The adder’s tongue fern resembles the cuckoo-pint and the Arum or Calla lily, but you can see it in the months of June to August only (at least in Britain ), as it unfurls a solitary leaf or frond. A spike growing in the middle of the leaf holds this fern’s reproductive spores, which is how it gets the name adder’s tongue. The rest of the year there is only the rhizome underground. Ophios means snake in Greek and glossa is tongue, so that is the meaning of its genus appellation, while vulgatum is Latin for common.
It is native to Europe , including Britain and has a range which extends from Iceland through to North Africa and north and west Asia . It is related to the other British ferns, polypody, the maidenhair fern, hart’s tongue, bracken, moonwort and horsetail.

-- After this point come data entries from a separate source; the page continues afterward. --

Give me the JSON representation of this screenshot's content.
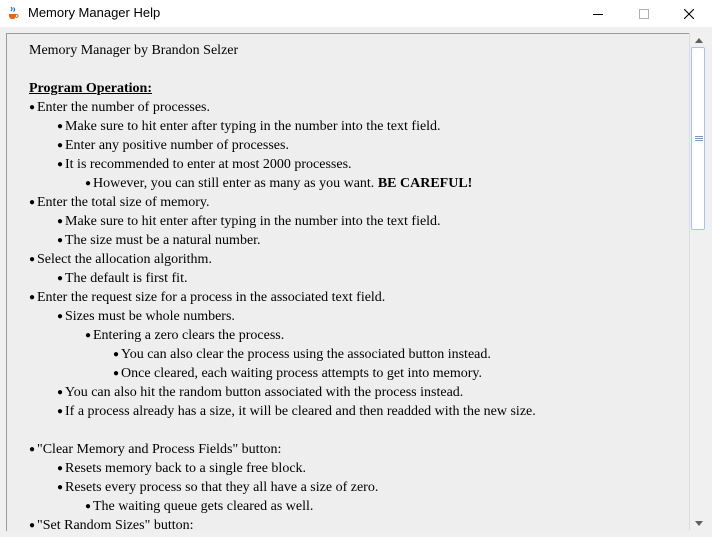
{
  "window": {
    "title": "Memory Manager Help",
    "icon": "java-cup-icon",
    "controls": [
      "minimize",
      "maximize",
      "close"
    ]
  },
  "help": {
    "header": "Memory Manager by Brandon Selzer",
    "section_title": "Program Operation:",
    "lines": [
      {
        "level": 0,
        "text": "Enter the number of processes."
      },
      {
        "level": 1,
        "text": "Make sure to hit enter after typing in the number into the text field."
      },
      {
        "level": 1,
        "text": "Enter any positive number of processes."
      },
      {
        "level": 1,
        "text": "It is recommended to enter at most 2000 processes."
      },
      {
        "level": 2,
        "text": "However, you can still enter as many as you want. ",
        "bold": "BE CAREFUL!"
      },
      {
        "level": 0,
        "text": "Enter the total size of memory."
      },
      {
        "level": 1,
        "text": "Make sure to hit enter after typing in the number into the text field."
      },
      {
        "level": 1,
        "text": "The size must be a natural number."
      },
      {
        "level": 0,
        "text": "Select the allocation algorithm."
      },
      {
        "level": 1,
        "text": "The default is first fit."
      },
      {
        "level": 0,
        "text": "Enter the request size for a process in the associated text field."
      },
      {
        "level": 1,
        "text": "Sizes must be whole numbers."
      },
      {
        "level": 2,
        "text": "Entering a zero clears the process."
      },
      {
        "level": 3,
        "text": "You can also clear the process using the associated button instead."
      },
      {
        "level": 3,
        "text": "Once cleared, each waiting process attempts to get into memory."
      },
      {
        "level": 1,
        "text": "You can also hit the random button associated with the process instead."
      },
      {
        "level": 1,
        "text": "If a process already has a size, it will be cleared and then readded with the new size."
      },
      {
        "level": -1,
        "text": ""
      },
      {
        "level": 0,
        "text": "\"Clear Memory and Process Fields\" button:"
      },
      {
        "level": 1,
        "text": "Resets memory back to a single free block."
      },
      {
        "level": 1,
        "text": "Resets every process so that they all have a size of zero."
      },
      {
        "level": 2,
        "text": "The waiting queue gets cleared as well."
      },
      {
        "level": 0,
        "text": "\"Set Random Sizes\" button:"
      }
    ]
  },
  "scrollbar": {
    "up_icon": "scroll-up-arrow-icon",
    "down_icon": "scroll-down-arrow-icon",
    "visible_fraction": 0.37,
    "position_fraction": 0.0
  }
}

Because the ancient herbalists believed that like cured like, and thought that the spike looked like a snake’s tongue, this fern was used as an antidote to snake bites. (They believed that red herbs and flowers were good for the blood and so on.)

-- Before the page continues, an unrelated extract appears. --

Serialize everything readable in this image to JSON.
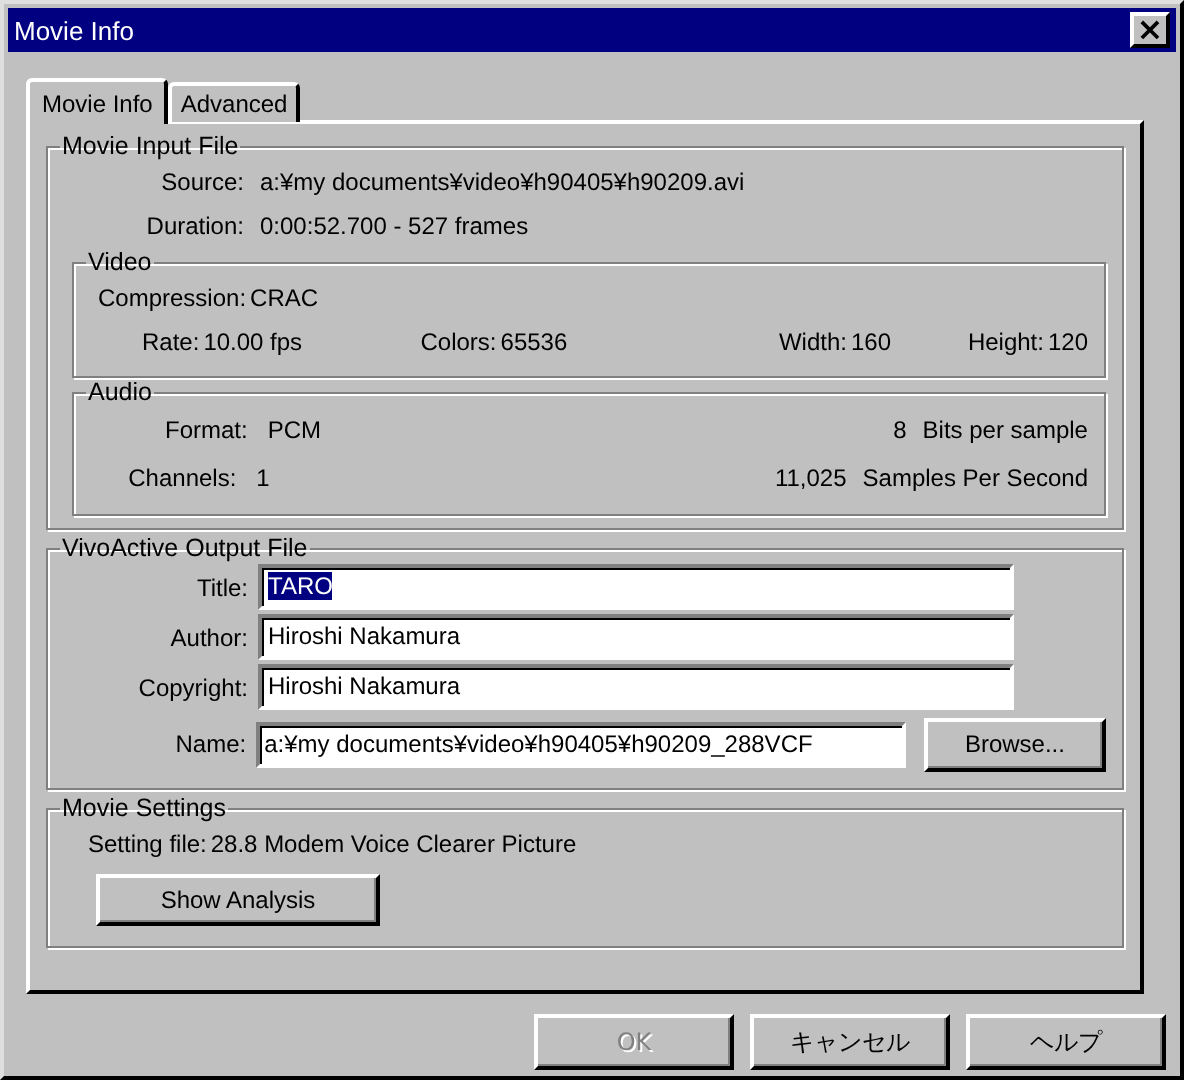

The leaves of this fern are reportedly edible when cooked and can be used as a green vegetable. The distilled water of the plant was used for eye problems, and the ointment Culpepper describes was know as Green Oil of Charity, made from two pounds (one kilo approximately) of leaves, ½ pint of oil and 1½ pounds of suet all melted together, and boiled until the leaves were crispy, then strained and used for ointment for wounds.
In Britain the plant doesn’t grow very tall, perhaps to around ten centimetres, so it is difficult to spot it in long grass. It can grow to around 30 centimetres or approximately one foot, and is rare now except in southern England . The central spike can grow to around forty centimetres, with to rows of spores on it. It is thought to be a good indication of places where there were ancient meadows, as are couch grass and the early purple orchid.
The English herbalist, Nicholas Culpeper, writing his Complete Herball in the 17th century has this to say of Adder’s tongue: -
“It is temperate in respect of heat, but dry in the second degree. The juice of the leaves, drank with the distilled water of horse-tail, is a singular remedy for all manner of wounds in the breasts, bowels, or other parts of the body, and is given with good success to those that are troubled with casting, vomiting, or bleeding at the mouth or nose, or otherwise downwards. The said juice given in the distilled water of oaken buds, is very good for women who have their usual courses, or the whites flowing down too abundantly. It helps sore eyes. Of the leaves infused or boiled in oil, omphacine or unripe olives, set in the sun for certain days, or the green leaves sufficiently boiled in the said oil, is made an excellent green balsam, not only for green and fresh wounds, but also for old and inveterate ulcers, especially if a little fine clear turpentine be dissolved therein. It also stayeth and refresheth all inflammations that arise upon pains by hurts and wounds.”